Текст научной работы на тему «А. Пушкин в зеркале философской критики Ф. Сологуба. О типологии поэтического творчества»

А. ПУШКИН В ЗЕРКАЛЕ ФИЛОСОФСКОЙ КРИТИКИ Ф. СОЛОГУБА. О ТИПОЛОГИИ ПОЭТИЧЕСКОГО ТВОРЧЕСТВА

В.А. Мескин

Российский университет дружбы народов ул. Миклухо-Маклая, 10/2, Москва, Россия, 117198

В статье анализируется критика Ф. Сологуба. Негативное отношение мэтра символизма к А. Пушкину объясняется своеобразием его философско-эстетических взглядов. Автор приходит к выводу, что у Сологуба «векторное» подразделение поэтического творчества на два типа: экстравертное и интровертное. На творчество, при котором поэт эстетически переживает преимущественно происходящее в обозримом пространстве и времени, и на другое творчество, при котором поэт смотрит в себя, эстетически переживает преимущественно свои экзистенциальные умозаключения. В контексте рассуждений затрагивается поэзия Дж. Байрона, М. Лермонтова, В. Жуковского, Э. По, Новалиса, П. Верлена.

Ключевые слова: А. Пушкин, Ф. Сологуб, романтизм, символизм, поэтика, синтез, миф, образное, понятийное, экстраверт, интроверт

Символизм искал обновления языка творчества на путях синтеза. Стирая границы между родами, видами, жанрами, символизм соединял в своих эстетических практиках прежде не соединимое. В словесном искусстве России, возможно, дальше всех продвинулся на этих путях Ф. Сологуб. Мэтр русского символизма, один из создателей новой поэтики, он, в частности, как-то обыденно соединил образное и понятийное мышление, причем во всех видах своих публикаций. Что представляют собой многие его критические работы, определить не просто: они могут одновременно нести черты и критической статьи, и художественного эссе, и, почти всегда, — статьи философской, или парафилософской (1). Рассуждения на литературные темы перемежаются в них с рассуждениями о мироустройстве, описания космогонических представлений соединяются с откровениями о сущности человека, о «структуре человека». Пожалуй, чаще всего Сологуб пытается донести до читателя свое понимание того, что есть в человеке не-Я, в его понимании, явное, мимикрирующее, а что есть Я, в его понимании, сущее, константно-личностное (2). Подробнее, чем в других работах, об этом он пишет в статье 1907 г. «Человек человеку — дьявол» [2. С. 563—571].

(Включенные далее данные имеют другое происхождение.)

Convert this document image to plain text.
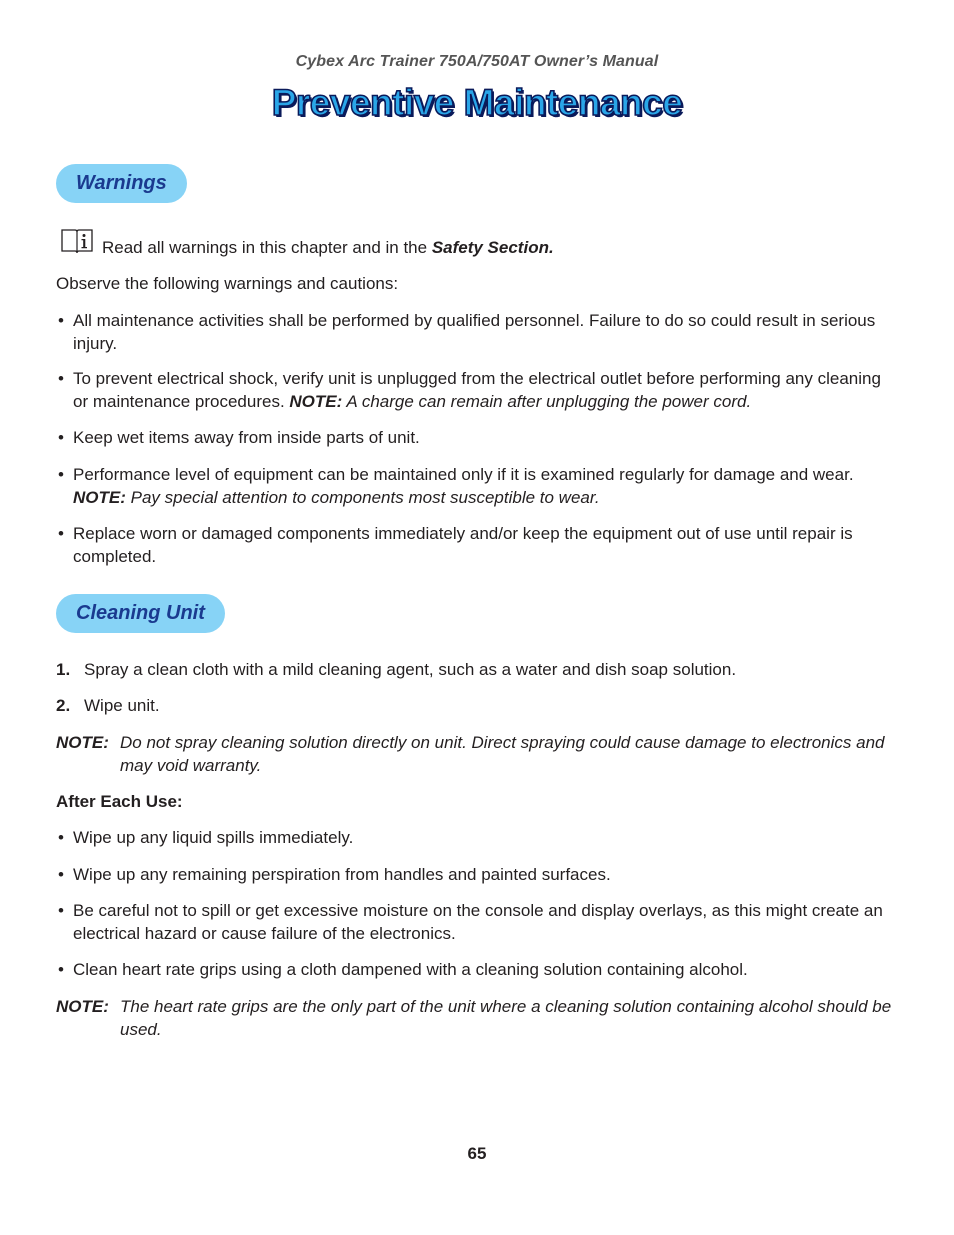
Cybex Arc Trainer 750A/750AT Owner’s Manual
Preventive Maintenance
Warnings
Read all warnings in this chapter and in the Safety Section.
Observe the following warnings and cautions:
• All maintenance activities shall be performed by qualified personnel. Failure to do so could result in serious injury.
• To prevent electrical shock, verify unit is unplugged from the electrical outlet before performing any cleaning or maintenance procedures. NOTE: A charge can remain after unplugging the power cord.
• Keep wet items away from inside parts of unit.
• Performance level of equipment can be maintained only if it is examined regularly for damage and wear. NOTE: Pay special attention to components most susceptible to wear.
• Replace worn or damaged components immediately and/or keep the equipment out of use until repair is completed.
Cleaning Unit
1. Spray a clean cloth with a mild cleaning agent, such as a water and dish soap solution.
2. Wipe unit.
NOTE: Do not spray cleaning solution directly on unit. Direct spraying could cause damage to electronics and may void warranty.
After Each Use:
• Wipe up any liquid spills immediately.
• Wipe up any remaining perspiration from handles and painted surfaces.
• Be careful not to spill or get excessive moisture on the console and display overlays, as this might create an electrical hazard or cause failure of the electronics.
• Clean heart rate grips using a cloth dampened with a cleaning solution containing alcohol.
NOTE: The heart rate grips are the only part of the unit where a cleaning solution containing alcohol should be used.
65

Философия этого поэта и прозаика образна, замысловата. Думается, у немалого числа читателей могут возникнуть сомнения: заботит ли автора полная доступность его писаний, отсылок, выражаясь современным языком, привлекаемый интертекст? По-своему интересное и как бы завораживающее сплетение рассудочного и образного порой не просто сложить в единое целое (3). Но следует иметь в виду одно обстоятельство. Для него, пожалуй, еще более, чем для других символистов, границы между искусством и жизнью не существенны: искусство есть продолжение жизни, жизнь есть продолжение искусства (4), т.е. и тут можно

говорить о синтезе. Но если сама жизнь есть продолжение искусства, то, очевидно, в понимании Сологуба, философия тем более есть частный случай сферы искусства.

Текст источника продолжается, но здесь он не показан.